Parece que toda su persona se compromete con
la docencia y con el reto de promover y desarrollar el potencial de sus alumnas
y alumnos. Una de las características más relevantes de su estilo en la
docencia, es el hecho de trabajar de forma transversal e integral, pues a
través de cada una de sus propuestas desarrolla múltiples aprendizajes: la
literatura como herramienta para la adquisición de vocabulario y de fomento de
la lectura y la oralidad, o el dictado como base para la comprensión y
razonamiento o para la mejora de la gramática. Sin embargo, esto no significa
dejar de lado el uso de herramientas tradicionales pues, tal como
defiende, “los males de gramática se curan con la
gramática, las faltas de ortografía con la práctica de la ortografía, el miedo
a leer con la lectura, el de no comprender con la inmersión en el texto y la costumbre de no
reflexionar con el tranquilo
refuerzo de una razón estrictamente limitada al objeto que nos ocupa, aquí,
ahora, en esta aula, durante esta hora de clase, ya puestos a ello” (p. 69). En cualquier caso, Pennac combina de
manera creativa la innovación con la tradición en el uso coordinado de metodologías diversas cuyos objetivos y resultados son
numerosos. Esto puede deberse a aquello que él detecta en unos pocos profesores
que tuvo, y gracias a los cuales siente que se salvó. “Eran artistas en la transmisión de su
materia. Sus clases eran actos de comunicación, claro está, pero de un saber
dominado hasta el punto de pasar casi por creación espontánea. Su facilidad convertía
cada hora en un acontecimiento que podíamos recordar como tal…Enseñándolo,
creaban el acontecimiento” (p. 153-154). De la lectura de su obra,
parece que él mismo ha descubierto este arte que tanto admiró en unos pocos
maestros.
En cuanto a los sistemas de evaluación, el autor emplea numerosas estrategias.

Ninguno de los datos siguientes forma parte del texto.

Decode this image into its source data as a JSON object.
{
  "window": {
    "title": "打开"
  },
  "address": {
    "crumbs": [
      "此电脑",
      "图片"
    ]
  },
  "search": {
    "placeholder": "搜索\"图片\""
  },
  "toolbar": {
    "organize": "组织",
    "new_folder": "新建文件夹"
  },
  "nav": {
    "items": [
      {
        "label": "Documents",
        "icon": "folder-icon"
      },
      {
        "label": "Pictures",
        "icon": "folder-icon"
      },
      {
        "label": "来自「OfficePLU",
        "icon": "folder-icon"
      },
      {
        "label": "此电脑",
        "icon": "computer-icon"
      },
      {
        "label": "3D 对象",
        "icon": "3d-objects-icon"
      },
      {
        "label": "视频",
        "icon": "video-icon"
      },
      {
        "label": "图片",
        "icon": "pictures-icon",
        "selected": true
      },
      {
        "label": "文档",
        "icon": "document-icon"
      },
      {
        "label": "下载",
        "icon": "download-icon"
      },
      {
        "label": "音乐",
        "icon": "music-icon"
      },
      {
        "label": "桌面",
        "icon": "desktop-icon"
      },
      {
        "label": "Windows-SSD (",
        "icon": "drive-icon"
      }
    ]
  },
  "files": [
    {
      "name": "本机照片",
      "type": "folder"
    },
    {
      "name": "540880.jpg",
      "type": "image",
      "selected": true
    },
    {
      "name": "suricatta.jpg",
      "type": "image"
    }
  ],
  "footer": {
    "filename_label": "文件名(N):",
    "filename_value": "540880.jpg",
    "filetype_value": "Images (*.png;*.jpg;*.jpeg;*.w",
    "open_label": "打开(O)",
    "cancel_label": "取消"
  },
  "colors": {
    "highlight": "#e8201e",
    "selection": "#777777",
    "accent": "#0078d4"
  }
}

Sin embargo, la máxima central utilizada sobre qué evaluar y qué no evaluar es
la siguiente: “la respuesta absurda se
distingue de la errónea en que no procede de ningún intento de razonamiento…La
respuesta absurda constituye la diplomática confesión de una ignorancia que, a
pesar de todo, intenta mantener un vínculo” (pp. 101-102). Pennac considera
desacertado el hecho de calificar o evaluar lo que él describe como respuestas
absurdas.
Por último, es importante rescatar la
imagen que el autor tiene de un profesor conectado con su profesión. Tal como
ya hemos comentado sobre aquellos profesores que le sirvieron a Pennac de faro
en su infancia y juventud, la presencia auténtica del docente, el respeto, la
credibilidad y la escucha que pone en juego en su interacción con el alumnado,
son el eje de transmisión para que los propios alumnos y alumnas desarrollen
sus potencialidades: “La
presencia del profesor que habita plenamente su clase es perceptible de
inmediato. Los alumnos la sienten desde el primer minuto del año, todos lo
hemos experimentado: el profesor acaba de entrar, está absolutamente allí, se
advierte por su modo de mirar, de saludar a sus alumnos, de sentarse, de tomar
posesión de la mesa. No se ha dispersado por temor a sus reacciones, no se ha
encogido sobre sí mismo, no, él va a lo suyo, de buenas a primeras, está
presente, distingue cada rostro, para él la clase existe de inmediato” (p. 75).